Por Weildler Guerra Curvelo

En la selecta y laboriosa biblioteca que los misioneros italianos habían organizado en el colegio en donde cursé la educación secundaria había una novela casi perdida en uno de sus anaqueles. Podría haber pasado desapercibida durante años al lado de la Vidas de los doce césares de Suetonio o de Ivanhoe de Walter Scott. Sin embargo, su título era muy llamativo para ignorarla. Se trataba de Caravanas la singular novela del escritor norteamericano James Michener quien obtuvo el Premio Pulitzer con su obra Cuentos del Pacifico Sur en 1948.

La lectura de Caravanas fue nuestra entrada a Afganistán, una antigua y lejana nación de la que jamás habíamos escuchado hablar. Según Michener ese país “era más que una distante satrapía de Atenas, una tierra de elevada cultura muchos años antes de que Inglaterra hubiera sido debidamente descubierta o que el continente americano estuviese civilizado”. La obra transcurre en 1946, poco después de la Segunda guerra mundial, pero los sucesos nos parecen tan frescos que la novela pudiese haber sido escrita en la tarde de ayer. En ella podemos palpar los movimientos de un asno que hace girar con tozudez milenaria la noria de la historia.
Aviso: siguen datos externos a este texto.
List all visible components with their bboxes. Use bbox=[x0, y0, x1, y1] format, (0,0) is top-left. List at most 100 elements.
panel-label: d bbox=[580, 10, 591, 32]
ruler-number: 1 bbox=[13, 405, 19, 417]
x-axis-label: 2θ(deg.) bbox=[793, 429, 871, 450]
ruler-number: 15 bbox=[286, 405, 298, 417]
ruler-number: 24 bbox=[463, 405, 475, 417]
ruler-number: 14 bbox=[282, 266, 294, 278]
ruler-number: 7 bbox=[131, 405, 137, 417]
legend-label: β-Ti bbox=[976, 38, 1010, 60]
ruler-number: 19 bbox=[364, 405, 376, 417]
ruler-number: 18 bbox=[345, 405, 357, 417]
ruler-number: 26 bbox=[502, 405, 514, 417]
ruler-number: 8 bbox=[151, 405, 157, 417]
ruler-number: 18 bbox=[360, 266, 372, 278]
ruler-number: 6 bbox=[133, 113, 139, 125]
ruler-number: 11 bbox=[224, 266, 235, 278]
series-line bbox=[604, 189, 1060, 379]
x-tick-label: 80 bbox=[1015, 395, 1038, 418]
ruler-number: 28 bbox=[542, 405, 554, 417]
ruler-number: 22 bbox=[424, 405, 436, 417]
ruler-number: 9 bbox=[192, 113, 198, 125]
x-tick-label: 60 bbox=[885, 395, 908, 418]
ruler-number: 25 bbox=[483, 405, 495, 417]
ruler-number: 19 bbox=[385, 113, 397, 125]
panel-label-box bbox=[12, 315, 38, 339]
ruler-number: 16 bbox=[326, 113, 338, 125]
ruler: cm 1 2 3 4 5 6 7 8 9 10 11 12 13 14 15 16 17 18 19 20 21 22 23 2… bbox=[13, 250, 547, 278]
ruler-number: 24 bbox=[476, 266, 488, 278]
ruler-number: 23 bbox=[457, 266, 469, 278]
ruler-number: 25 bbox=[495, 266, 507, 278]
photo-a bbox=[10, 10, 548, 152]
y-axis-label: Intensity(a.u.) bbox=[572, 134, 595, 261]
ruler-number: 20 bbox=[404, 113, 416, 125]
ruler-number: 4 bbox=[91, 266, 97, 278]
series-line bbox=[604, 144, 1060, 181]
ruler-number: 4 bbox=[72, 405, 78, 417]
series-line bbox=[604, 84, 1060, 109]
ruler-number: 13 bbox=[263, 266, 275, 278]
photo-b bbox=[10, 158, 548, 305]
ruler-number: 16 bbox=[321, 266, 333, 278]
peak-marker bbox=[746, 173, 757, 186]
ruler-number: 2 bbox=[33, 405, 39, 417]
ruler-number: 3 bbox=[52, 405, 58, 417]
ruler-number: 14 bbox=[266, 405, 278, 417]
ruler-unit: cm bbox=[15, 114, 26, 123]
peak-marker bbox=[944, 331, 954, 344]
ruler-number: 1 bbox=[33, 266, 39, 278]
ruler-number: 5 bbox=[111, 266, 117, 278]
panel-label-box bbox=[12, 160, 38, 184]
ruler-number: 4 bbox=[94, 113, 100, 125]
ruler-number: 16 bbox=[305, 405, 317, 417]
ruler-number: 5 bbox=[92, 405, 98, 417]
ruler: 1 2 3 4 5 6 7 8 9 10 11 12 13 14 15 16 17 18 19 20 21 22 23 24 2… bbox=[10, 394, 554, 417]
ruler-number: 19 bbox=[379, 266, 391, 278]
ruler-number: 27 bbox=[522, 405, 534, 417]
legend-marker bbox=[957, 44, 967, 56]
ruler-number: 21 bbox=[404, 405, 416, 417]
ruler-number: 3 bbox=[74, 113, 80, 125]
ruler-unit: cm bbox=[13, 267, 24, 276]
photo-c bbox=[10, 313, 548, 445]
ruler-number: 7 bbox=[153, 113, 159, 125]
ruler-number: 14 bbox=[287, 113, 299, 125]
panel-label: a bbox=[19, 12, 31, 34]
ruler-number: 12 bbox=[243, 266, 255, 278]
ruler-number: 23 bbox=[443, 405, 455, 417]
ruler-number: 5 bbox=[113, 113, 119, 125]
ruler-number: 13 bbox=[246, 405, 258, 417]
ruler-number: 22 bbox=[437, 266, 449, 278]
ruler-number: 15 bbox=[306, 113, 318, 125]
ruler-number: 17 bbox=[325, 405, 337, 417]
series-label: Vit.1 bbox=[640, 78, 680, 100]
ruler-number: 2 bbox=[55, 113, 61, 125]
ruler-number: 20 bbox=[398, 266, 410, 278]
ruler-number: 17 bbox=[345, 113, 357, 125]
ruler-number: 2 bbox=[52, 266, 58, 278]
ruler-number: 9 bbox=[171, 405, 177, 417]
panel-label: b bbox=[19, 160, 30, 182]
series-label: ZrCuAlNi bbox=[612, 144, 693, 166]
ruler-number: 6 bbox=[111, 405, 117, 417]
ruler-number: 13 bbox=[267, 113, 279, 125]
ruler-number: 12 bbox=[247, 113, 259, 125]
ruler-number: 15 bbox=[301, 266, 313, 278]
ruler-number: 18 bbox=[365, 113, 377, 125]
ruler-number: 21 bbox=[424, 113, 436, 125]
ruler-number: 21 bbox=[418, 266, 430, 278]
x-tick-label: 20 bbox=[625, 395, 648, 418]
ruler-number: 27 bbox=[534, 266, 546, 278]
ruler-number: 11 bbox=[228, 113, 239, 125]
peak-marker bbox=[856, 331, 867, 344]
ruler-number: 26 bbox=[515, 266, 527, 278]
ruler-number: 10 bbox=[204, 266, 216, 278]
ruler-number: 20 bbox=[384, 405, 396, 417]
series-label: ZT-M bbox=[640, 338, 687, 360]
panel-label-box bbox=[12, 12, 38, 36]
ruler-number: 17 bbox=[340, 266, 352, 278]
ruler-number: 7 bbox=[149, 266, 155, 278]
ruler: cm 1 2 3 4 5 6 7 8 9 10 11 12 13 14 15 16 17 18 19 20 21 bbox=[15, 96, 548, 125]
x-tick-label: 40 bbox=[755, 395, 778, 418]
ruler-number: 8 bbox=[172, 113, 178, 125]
Allí en sus páginas estaban las sumarias ejecuciones públicas, supervisadas por la religiosa figura de los mullahs Estas eran con frecuencia la cruel lapidación de una mujer acusada de adulterio, la muyilacion de la mano derecha de un ladrón o el degüello de un hombre que había participado en un delito pasional. Muchas de estas prácticas no estaban fundamentadas tanto en la ley islámica como en la tradición de los pashtunes, el grupo étnico mayoritario en el país y que conforma la fuerza armada de los talibanes. Todo ello sucede en una nación situada recurrentemente en la encrucijada de la historia y en medio de las ambiciones de antiguos y nuevos imperios.

Quizás la mejor metáfora para comprender a Afganistán sea la del carácter de sus ríos que son, en apariencia, delgados hilos de agua pero que pueden convertirse en furiosos torrentes que arrasan los puentes mejor construidos.

En uno de los apartes de la novela un competente ingeniero alemán se suicida al ver que los pilares de sus puentes se mantienen intactos después de las inundaciones, pero sus accesos son arrastrados por la fuerza del agua haciendo de ellos monumentos aislados, costosos e inútiles. “Sus sólidos puentes son como el ejército británico, afirma un funcionario local.

Nuestros ríos, destruirán sus puentes, profesor-arquitecto, porque son puentes europeos y no están en condiciones de luchar contra los ríos afganos.”

Los fracasos reiterados en los intentos de imponer un nuevo orden sobre un país culturalmente heterogéneo, socialmente complejo y cargado de historia deben llevar a preguntarnos si ¿los valores occidentales, así como sus concepciones de derechos y democracia, son realmente universales y pueden ser fielmente trasplantados a otras sociedades?

Como lo dijeran los periódicos chinos, con ácido e irrefutable humor, ha sido menos traumática la transición del régimen afgano a manos de los fanáticos talibanes que la efectuada en enero pasado por el gobierno de Donald Trump al de Joe Biden con actos grotescos y cruentos como la toma del Capitolio norteamericano por parte de exaltados y pintorescos republicanos.